Vous mettez en scène votre propre texte. Quels sont vos choix en matière de distribution et de scénographie ?
J’ai proposé dans un premier temps le texte à une comédienne qui m’a dit qu’il ne lui semblait pas que le rôle de la mère lui convienne. Sur le conseil de plusieurs personnes, j’ai donc proposé ce rôle à Firmine Richard. Ce qui m’intéresse dans cette mise en scène c’est le travail avec trois comédiens que je connais bien et que j’ai vus dans plusieurs pièces : Firmine, Martine Maximin et Jalil mon fils que je connais pour l’avoir vu jouer dans d’autres pièces que dans les miennes. J’avais envie de faire émerger quelque chose que je perçois chez eux mais que je n’ai pas encore vu sur le plateau parce que je les connais intimement. Cela ne veut pas dire qu’ils n’ont pas été bien dirigés mais que quelque chose que j’aime chez eux, je ne l’ai pas encore vu sur le plateau. Donc j’ai envie de travailler avec eux. Je me suis également entourée d’une équipe de complices, Catherine Calixte (scénographe), Jacques Cassard (son), Anthony Marlier (lumières). Les comédiens se retrouvent donc plongés dans un univers qui leur rappelle leurs origines mais qui, en même temps, se distancie de ces origines car je travaille beaucoup avec eux sur un espace assez peu encombré, pour ne pas dire, vide.
Vous avez jusqu’à présent monté toutes vos pièces en Guadeloupe. Quel effet cela fait-il de mettre en scène « Trames » en France ?
C’est beaucoup plus difficile pour moi de monter des pièces en France pour de nombreuses raisons. En Guadeloupe, j’ai un réseau, je connais beaucoup de gens, j’ai grand plaisir à travailler avec eux et je crois qu’ils m’aiment bien. Je suis chez moi. Ici, j’ai des problèmes avec l’espace fermé. C’est pourquoi j’avais dirigé un numéro des Cahiers de Prospero sur « l’espace qui nous habite ». J’ai beaucoup d’interrogations sur l’espace fermé et j’ai d’ailleurs eu des difficultés à rentrer dans le travail de Trames.
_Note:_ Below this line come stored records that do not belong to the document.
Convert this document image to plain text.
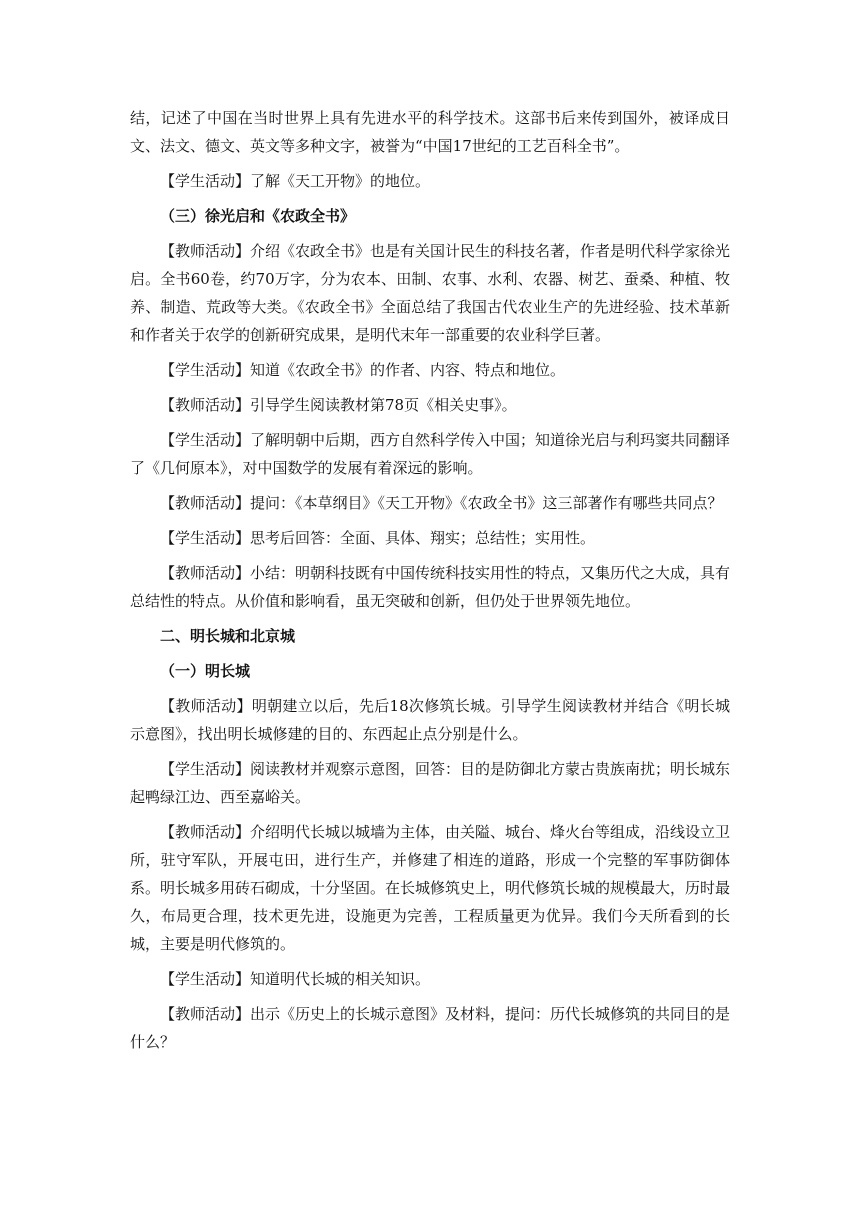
结，记述了中国在当时世界上具有先进水平的科学技术。这部书后来传到国外，被译成日文、法文、德文、英文等多种文字，被誉为“中国17世纪的工艺百科全书”。

【学生活动】了解《天工开物》的地位。

（三）徐光启和《农政全书》

【教师活动】介绍《农政全书》也是有关国计民生的科技名著，作者是明代科学家徐光启。全书60卷，约70万字，分为农本、田制、农事、水利、农器、树艺、蚕桑、种植、牧养、制造、荒政等大类。《农政全书》全面总结了我国古代农业生产的先进经验、技术革新和作者关于农学的创新研究成果，是明代末年一部重要的农业科学巨著。

【学生活动】知道《农政全书》的作者、内容、特点和地位。

【教师活动】引导学生阅读教材第78页《相关史事》。

【学生活动】了解明朝中后期，西方自然科学传入中国；知道徐光启与利玛窦共同翻译了《几何原本》，对中国数学的发展有着深远的影响。

【教师活动】提问：《本草纲目》《天工开物》《农政全书》这三部著作有哪些共同点？

【学生活动】思考后回答：全面、具体、翔实；总结性；实用性。

【教师活动】小结：明朝科技既有中国传统科技实用性的特点，又集历代之大成，具有总结性的特点。从价值和影响看，虽无突破和创新，但仍处于世界领先地位。

二、明长城和北京城

（一）明长城

【教师活动】明朝建立以后，先后18次修筑长城。引导学生阅读教材并结合《明长城示意图》，找出明长城修建的目的、东西起止点分别是什么。

【学生活动】阅读教材并观察示意图，回答：目的是防御北方蒙古贵族南扰；明长城东起鸭绿江边、西至嘉峪关。

【教师活动】介绍明代长城以城墙为主体，由关隘、城台、烽火台等组成，沿线设立卫所，驻守军队，开展屯田，进行生产，并修建了相连的道路，形成一个完整的军事防御体系。明长城多用砖石砌成，十分坚固。在长城修筑史上，明代修筑长城的规模最大，历时最久，布局更合理，技术更先进，设施更为完善，工程质量更为优异。我们今天所看到的长城，主要是明代修筑的。

【学生活动】知道明代长城的相关知识。

【教师活动】出示《历史上的长城示意图》及材料，提问：历代长城修筑的共同目的是什么？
En Guadeloupe, lorsque je partais travailler, je traversais un espace ouvert – souvent entre Pointe-à-Pitre et Basse-Terre – je voyais le paysage, la mer, les gens en mouvement, les voix qui se hélaient et ça se ressentait dans le travail que je faisais. J’essaie de retrouver l’espace ouvert dans un espace fermé. C’est un peu difficile à expliquer, mais c’est ce que je ressens intimement au fond de moi. Trames est la première pièce que je mets en scène en France. J’ai toujours mis en scène en Guadeloupe et c’est donc vraiment un challenge pour moi parce que je ne suis pas sur mon territoire. Mais j’ai décidé de le faire non pas pour moi car si ça n’avait été que pour moi, je ne l’aurais pas fait ; il y a trop de choses autour, trop de compagnies, trop de spectacles merveilleux, il y a aussi la recherche de lieux, le coût de location des lieux de répétition, une législation beaucoup plus prégnante ; ici il y a tellement de contraintes administratives qu’on a envie d’abandonner ; il y a aussi une réduction des capacités financières. Je le fais parce que je ne suis pas seule, j’avais envie de redonner de l’espoir, de l’envie, du courage à ceux qui sont autour de moi. Mais cela me demande énormément, ça m’angoisse beaucoup et ça m’empêche de dormir. Mais j’espère que ça se fera. Pour l’instant, ça se passe bien ; j’ai été accueillie à Montreuil en résidence de création, donc je n’ai pas eu de problèmes de location de lieu de répétition, je suis soutenue par une association où les gens sont très impliqués, j’ai des comédiens qui sont totalement avec moi ; on a été retenu pour l’aide à la création sous condition qu’on ait vingt représentations. Ca se passe plutôt bien comparé à d’autres compagnies. J’ai choisi de le faire donc j’irai jusqu’au bout, mais je n’ai pas choisi de quitter la Guadeloupe pour venir mettre en scène en France.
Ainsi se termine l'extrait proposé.